New Los Angeles Times publisher Eddy Hartenstein brings local angle
Eddy Hartenstein, a Southland native, says The Times will have more autonomy from Tribune in Chicago.
The Los Angeles Times' new publisher, Eddy Hartenstein, said Monday that the newspaper would operate with greater autonomy from its corporate parent in Chicago as it tried to reverse steep declines in circulation and revenue while overcoming the trauma of recent staff cuts.
Hartenstein, 57, who is credited with building satellite television leader DirecTV, was named publisher and chief executive Monday. He is the newspaper's fourth publisher since it was acquired in 2000 by Chicago-based Tribune Co., but the first with Southern California roots to hold the job since Otis Chandler, whose family controlled the paper for more than a century, resigned the post in 1980.
Raised in Alhambra, Hartenstein said he expected his familiarity with the community and with the paper -- which he said he began reading at the age of 11 -- to be a major plus.
"To be publisher here in L.A., you need a local, and I am a local," he told an overflow crowd of Times employees at an afternoon meeting. "I'm a 213 kind of guy, not a 312 kind of guy," he declared, referring to the area codes for downtown Los Angeles and Chicago.

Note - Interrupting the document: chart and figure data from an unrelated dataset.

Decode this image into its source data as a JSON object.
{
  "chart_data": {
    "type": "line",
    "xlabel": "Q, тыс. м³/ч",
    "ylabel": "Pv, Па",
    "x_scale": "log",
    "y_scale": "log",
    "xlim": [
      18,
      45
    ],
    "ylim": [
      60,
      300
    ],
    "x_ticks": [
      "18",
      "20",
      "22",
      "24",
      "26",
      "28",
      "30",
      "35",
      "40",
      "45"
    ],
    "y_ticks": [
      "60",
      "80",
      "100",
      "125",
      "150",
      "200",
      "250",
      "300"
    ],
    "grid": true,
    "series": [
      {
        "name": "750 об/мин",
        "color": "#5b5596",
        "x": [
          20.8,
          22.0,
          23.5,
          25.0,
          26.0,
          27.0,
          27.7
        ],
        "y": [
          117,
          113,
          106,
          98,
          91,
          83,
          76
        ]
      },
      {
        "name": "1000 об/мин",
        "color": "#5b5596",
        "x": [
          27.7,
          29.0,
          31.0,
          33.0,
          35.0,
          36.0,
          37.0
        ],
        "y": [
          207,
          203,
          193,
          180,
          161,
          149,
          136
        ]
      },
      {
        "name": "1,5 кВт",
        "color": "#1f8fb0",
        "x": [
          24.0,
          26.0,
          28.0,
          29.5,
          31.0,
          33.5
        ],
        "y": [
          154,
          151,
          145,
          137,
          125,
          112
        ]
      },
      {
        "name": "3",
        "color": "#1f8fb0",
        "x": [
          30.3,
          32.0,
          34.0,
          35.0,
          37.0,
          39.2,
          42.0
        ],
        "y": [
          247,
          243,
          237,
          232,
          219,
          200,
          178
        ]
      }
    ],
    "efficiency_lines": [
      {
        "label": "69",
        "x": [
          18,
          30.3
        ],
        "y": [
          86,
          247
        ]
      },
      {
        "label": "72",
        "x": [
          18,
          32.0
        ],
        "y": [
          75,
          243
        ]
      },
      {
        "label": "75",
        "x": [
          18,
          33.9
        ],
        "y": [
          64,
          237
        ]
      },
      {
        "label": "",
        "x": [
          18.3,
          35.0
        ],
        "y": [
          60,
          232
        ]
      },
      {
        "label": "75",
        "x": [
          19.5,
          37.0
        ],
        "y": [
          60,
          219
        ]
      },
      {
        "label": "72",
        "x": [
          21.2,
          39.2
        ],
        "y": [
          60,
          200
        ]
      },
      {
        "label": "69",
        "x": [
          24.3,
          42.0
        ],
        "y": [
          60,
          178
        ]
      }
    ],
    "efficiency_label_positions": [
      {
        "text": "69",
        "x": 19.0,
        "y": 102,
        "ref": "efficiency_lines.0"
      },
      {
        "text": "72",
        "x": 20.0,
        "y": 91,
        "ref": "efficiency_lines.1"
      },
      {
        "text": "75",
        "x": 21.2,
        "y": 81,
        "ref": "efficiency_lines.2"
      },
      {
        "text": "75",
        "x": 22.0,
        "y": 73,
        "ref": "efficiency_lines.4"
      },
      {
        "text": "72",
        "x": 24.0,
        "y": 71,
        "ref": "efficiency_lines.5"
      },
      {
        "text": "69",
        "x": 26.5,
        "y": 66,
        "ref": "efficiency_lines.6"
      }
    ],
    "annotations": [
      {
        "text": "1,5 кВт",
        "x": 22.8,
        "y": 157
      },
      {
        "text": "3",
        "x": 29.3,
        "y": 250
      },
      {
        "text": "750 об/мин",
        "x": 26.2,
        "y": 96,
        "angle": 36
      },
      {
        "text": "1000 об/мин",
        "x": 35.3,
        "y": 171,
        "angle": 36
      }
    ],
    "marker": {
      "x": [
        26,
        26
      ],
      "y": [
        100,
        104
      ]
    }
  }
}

The Times has struggled with rapidly changing economic, demographic and cultural conditions that have produced declining revenue and circulation for newspapers across the country.
But it has also struggled to adjust to out-of-town ownership that some critics say has been insensitive to or unaware of the peculiarities of the local market. The resulting tensions continued after Tribune was taken private in December under the leadership of Chicago entrepreneur Sam Zell.

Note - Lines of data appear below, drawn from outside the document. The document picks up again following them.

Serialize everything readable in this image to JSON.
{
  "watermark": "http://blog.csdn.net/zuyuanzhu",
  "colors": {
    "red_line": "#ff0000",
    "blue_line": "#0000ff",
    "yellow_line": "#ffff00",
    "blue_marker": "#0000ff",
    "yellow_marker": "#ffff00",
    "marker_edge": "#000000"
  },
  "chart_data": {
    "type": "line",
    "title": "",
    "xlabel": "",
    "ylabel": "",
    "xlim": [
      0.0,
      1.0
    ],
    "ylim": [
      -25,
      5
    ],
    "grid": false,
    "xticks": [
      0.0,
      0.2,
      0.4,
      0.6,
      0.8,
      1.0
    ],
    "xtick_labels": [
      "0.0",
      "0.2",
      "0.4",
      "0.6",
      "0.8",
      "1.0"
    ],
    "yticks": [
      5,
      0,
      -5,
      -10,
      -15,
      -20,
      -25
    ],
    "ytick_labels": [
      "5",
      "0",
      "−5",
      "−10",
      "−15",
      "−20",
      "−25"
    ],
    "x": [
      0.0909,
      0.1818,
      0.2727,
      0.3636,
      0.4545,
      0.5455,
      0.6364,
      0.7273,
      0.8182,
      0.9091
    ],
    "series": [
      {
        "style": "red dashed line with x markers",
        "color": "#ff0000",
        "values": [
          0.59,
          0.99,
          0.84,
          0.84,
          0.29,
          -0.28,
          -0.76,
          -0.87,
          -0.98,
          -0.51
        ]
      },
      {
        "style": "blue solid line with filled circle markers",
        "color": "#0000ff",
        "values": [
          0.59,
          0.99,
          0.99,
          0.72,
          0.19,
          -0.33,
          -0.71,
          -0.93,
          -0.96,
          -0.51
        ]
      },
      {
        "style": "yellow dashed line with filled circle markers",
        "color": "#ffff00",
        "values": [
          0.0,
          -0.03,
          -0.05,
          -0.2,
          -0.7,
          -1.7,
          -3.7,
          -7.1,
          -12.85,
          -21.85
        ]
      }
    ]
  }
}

Hartenstein signaled that he would have greater latitude than his predecessor, longtime Tribune executive David Hiller, to run the newspaper his own way. In the conversations with Zell that preceded his appointment, he said, Zell "satisfied me that I was going to be able to do this the way I saw fit."
He said his top priority was increasing revenue rather than cutting costs -- an elusive goal that has been oft-expressed by Tribune executives. Hartenstein said he would step up efforts to improve ad sales. He offered few specifics on his plans, other than to say he would "talk to any existing, new or prospective advertiser."
He also suggested that his experience at DirecTV would help him break fresh ground in presenting new content to readers of The Times and viewers of its website, latimes.com, while building their audiences.